Das Hauptgebäude war mindestens zwei Fußballfelder von der Landstraße zurückversetzt. Ein Palisadenzaun trennte die Einfahrt rechts von der Ausfahrt links, die beide mit Eisentoren versehen waren. Die Auffahrt hatte die Form eines verlängerten U. Direkt an die Tore grenzend, befand sich ein dichter
Bewuchs von Bäumen und Sträuchern, die praktisch den Palisadenzaun rechts und links verstärkten. Es fehlten nur noch die Wachtürme an der Ein- und Ausfahrt.
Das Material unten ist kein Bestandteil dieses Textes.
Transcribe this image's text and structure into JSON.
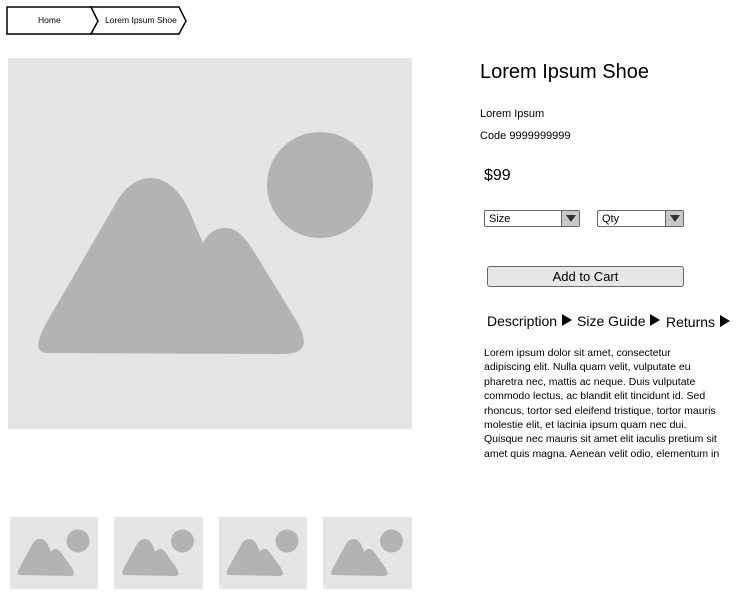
{
  "breadcrumb": {
    "items": [
      {
        "label": "Home"
      },
      {
        "label": "Lorem Ipsum Shoe"
      }
    ]
  },
  "product": {
    "title": "Lorem Ipsum Shoe",
    "brand": "Lorem Ipsum",
    "code": "Code 9999999999",
    "price": "$99",
    "size_select": {
      "value": "Size"
    },
    "qty_select": {
      "value": "Qty"
    },
    "add_to_cart_label": "Add to Cart",
    "tabs": [
      {
        "label": "Description"
      },
      {
        "label": "Size Guide"
      },
      {
        "label": "Returns"
      }
    ],
    "description": "Lorem ipsum dolor sit amet, consectetur\nadipiscing elit. Nulla quam velit, vulputate eu\npharetra nec, mattis ac neque. Duis vulputate\ncommodo lectus, ac blandit elit tincidunt id. Sed\nrhoncus, tortor sed eleifend tristique, tortor mauris\nmolestie elit, et lacinia ipsum quam nec dui.\nQuisque nec mauris sit amet elit iaculis pretium sit\namet quis magna. Aenean velit odio, elementum in"
  },
  "colors": {
    "placeholder_bg": "#e5e5e5",
    "placeholder_shape": "#b3b3b3",
    "border": "#666666"
  }
}
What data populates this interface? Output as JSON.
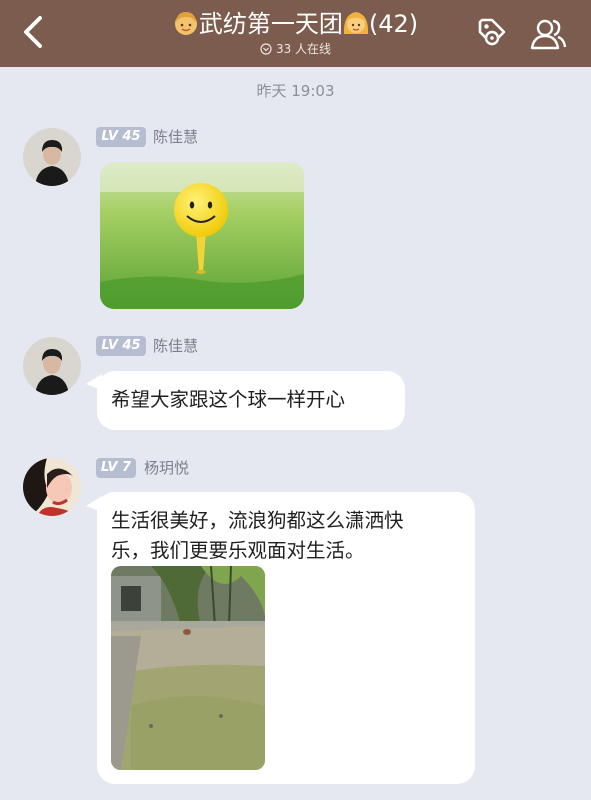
{
  "header": {
    "group_name": "武纺第一天团",
    "member_count": "(42)",
    "online_text": "33 人在线",
    "bg_color": "#7b5c4e",
    "left_emoji": "boy-emoji",
    "right_emoji": "girl-emoji",
    "icons": [
      "back-icon",
      "tag-settings-icon",
      "members-icon"
    ]
  },
  "timestamp": "昨天 19:03",
  "messages": [
    {
      "level": "LV 45",
      "sender": "陈佳慧",
      "type": "image",
      "image": "golf-ball-smiley"
    },
    {
      "level": "LV 45",
      "sender": "陈佳慧",
      "type": "text",
      "text": "希望大家跟这个球一样开心"
    },
    {
      "level": "LV 7",
      "sender": "杨玥悦",
      "type": "text+image",
      "text_line1": "生活很美好，流浪狗都这么潇洒快",
      "text_line2": "乐，我们更要乐观面对生活。",
      "image": "courtyard-dog-photo"
    }
  ]
}
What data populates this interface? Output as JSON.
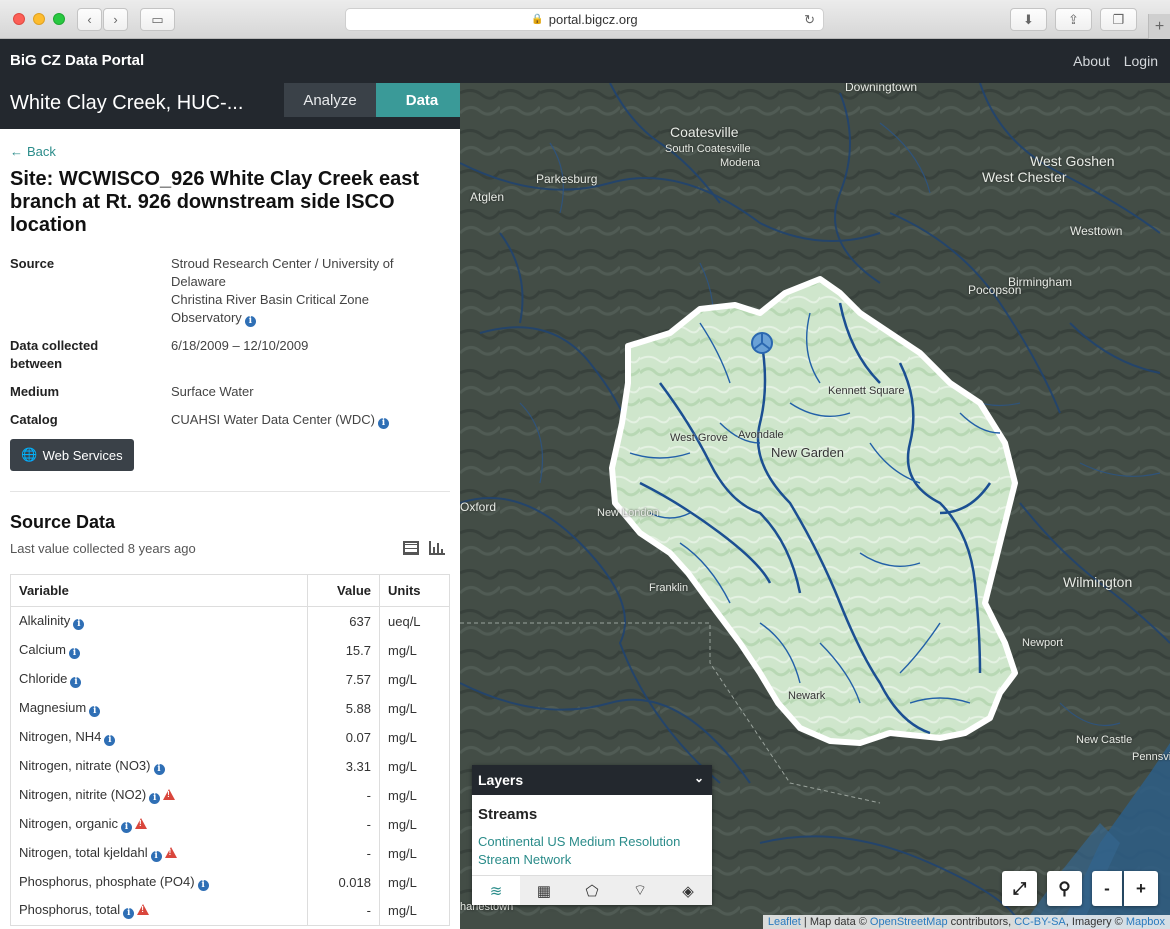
{
  "browser": {
    "url": "portal.bigcz.org"
  },
  "app": {
    "brand": "BiG CZ Data Portal",
    "nav": [
      "About",
      "Login"
    ]
  },
  "sidebar": {
    "title": "White Clay Creek, HUC-...",
    "tabs": [
      {
        "label": "Analyze",
        "active": false
      },
      {
        "label": "Data",
        "active": true
      }
    ],
    "back_label": "Back",
    "site_title": "Site: WCWISCO_926 White Clay Creek east branch at Rt. 926 downstream side ISCO location",
    "meta": {
      "source_key": "Source",
      "source_val1": "Stroud Research Center / University of Delaware",
      "source_val2": "Christina River Basin Critical Zone Observatory",
      "collected_key": "Data collected between",
      "collected_val": "6/18/2009  –  12/10/2009",
      "medium_key": "Medium",
      "medium_val": "Surface Water",
      "catalog_key": "Catalog",
      "catalog_val": "CUAHSI Water Data Center (WDC)"
    },
    "web_services_label": "Web Services",
    "source_data_title": "Source Data",
    "source_data_sub": "Last value collected 8 years ago",
    "table": {
      "headers": [
        "Variable",
        "Value",
        "Units"
      ],
      "rows": [
        {
          "variable": "Alkalinity",
          "value": "637",
          "units": "ueq/L"
        },
        {
          "variable": "Calcium",
          "value": "15.7",
          "units": "mg/L"
        },
        {
          "variable": "Chloride",
          "value": "7.57",
          "units": "mg/L"
        },
        {
          "variable": "Magnesium",
          "value": "5.88",
          "units": "mg/L"
        },
        {
          "variable": "Nitrogen, NH4",
          "value": "0.07",
          "units": "mg/L"
        },
        {
          "variable": "Nitrogen, nitrate (NO3)",
          "value": "3.31",
          "units": "mg/L"
        },
        {
          "variable": "Nitrogen, nitrite (NO2)",
          "value": "-",
          "units": "mg/L"
        },
        {
          "variable": "Nitrogen, organic",
          "value": "-",
          "units": "mg/L"
        },
        {
          "variable": "Nitrogen, total kjeldahl",
          "value": "-",
          "units": "mg/L"
        },
        {
          "variable": "Phosphorus, phosphate (PO4)",
          "value": "0.018",
          "units": "mg/L"
        },
        {
          "variable": "Phosphorus, total",
          "value": "-",
          "units": "mg/L"
        }
      ]
    }
  },
  "map": {
    "places": {
      "downingtown": "Downingtown",
      "coatesville": "Coatesville",
      "south_coatesville": "South Coatesville",
      "modena": "Modena",
      "parkesburg": "Parkesburg",
      "atglen": "Atglen",
      "west_goshen": "West Goshen",
      "west_chester": "West Chester",
      "westtown": "Westtown",
      "birmingham": "Birmingham",
      "pocopson": "Pocopson",
      "kennett_square": "Kennett Square",
      "west_grove": "West Grove",
      "avondale": "Avondale",
      "new_garden": "New Garden",
      "oxford": "Oxford",
      "new_london": "New London",
      "franklin": "Franklin",
      "wilmington": "Wilmington",
      "newport": "Newport",
      "newark": "Newark",
      "new_castle": "New Castle",
      "pennsville": "Pennsvi",
      "charlestown": "harlestown"
    },
    "layers_panel": {
      "header": "Layers",
      "section_title": "Streams",
      "link": "Continental US Medium Resolution Stream Network"
    },
    "controls": [
      "⤢",
      "⚲",
      "-",
      "+"
    ],
    "attribution": {
      "leaflet": "Leaflet",
      "sep1": " | Map data © ",
      "osm": "OpenStreetMap",
      "sep2": " contributors, ",
      "ccbysa": "CC-BY-SA",
      "sep3": ", Imagery © ",
      "mapbox": "Mapbox"
    }
  }
}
Seine Gedanken gingen zurück nach China, nach Peking und in einen Vogelpark, wo er einen Killer gestellt hatte, der als Jason Borowski auftrat. In jenem Wald hatte es ein Wachgebäude und mehrere bewaffnete Patrouillen gegeben… und einen Verrückten, einen Schlächter, der eine Armee von Killern kontrollierte: Der wichtigste unter ihnen war einer, der unter dem falschen Namen Jason Borowski agierte. Er war in jenes gefährliche Gehege eingedrungen, hatte eine kleine Flotte von Lastwagen und Pkws fahruntüchtig gemacht, indem er mit dem Messer die Reifen aufgeschlitzt hatte, war dann darangegangen, jede einzelne Patrouille im Jing-Shan-Wald auszuschalten, bis er die von Taschenlampen beleuchtete Lichtung fand, wo sich der großmäulige Verrückte und seine Brigade von Fanatikern aufhielten. Könnte er das heute wieder tun? fragte sich Borowski, als er zum dritten Mal langsam an Swaynes Besitz vorbeifuhr, wobei seine Augen jedes Detail registrierten. Fünf Jahre danach, dreizehn Jahre nach Paris? Er war nicht mehr der junge Mann, der er in Paris gewesen war, noch der etwas reifere Mann, der er in Hongkong, Macao oder Peking gewesen war. Er war fünfzig Jahre alt, und er spürte es, jedes einzelne Jahr. Aber genug davon, es gab zu viele andere Dinge, an die er jetzt denken mußte, und die zwölf Hektar von General Norman Swayne waren nicht der Wald des Jing-Shan-Geheges.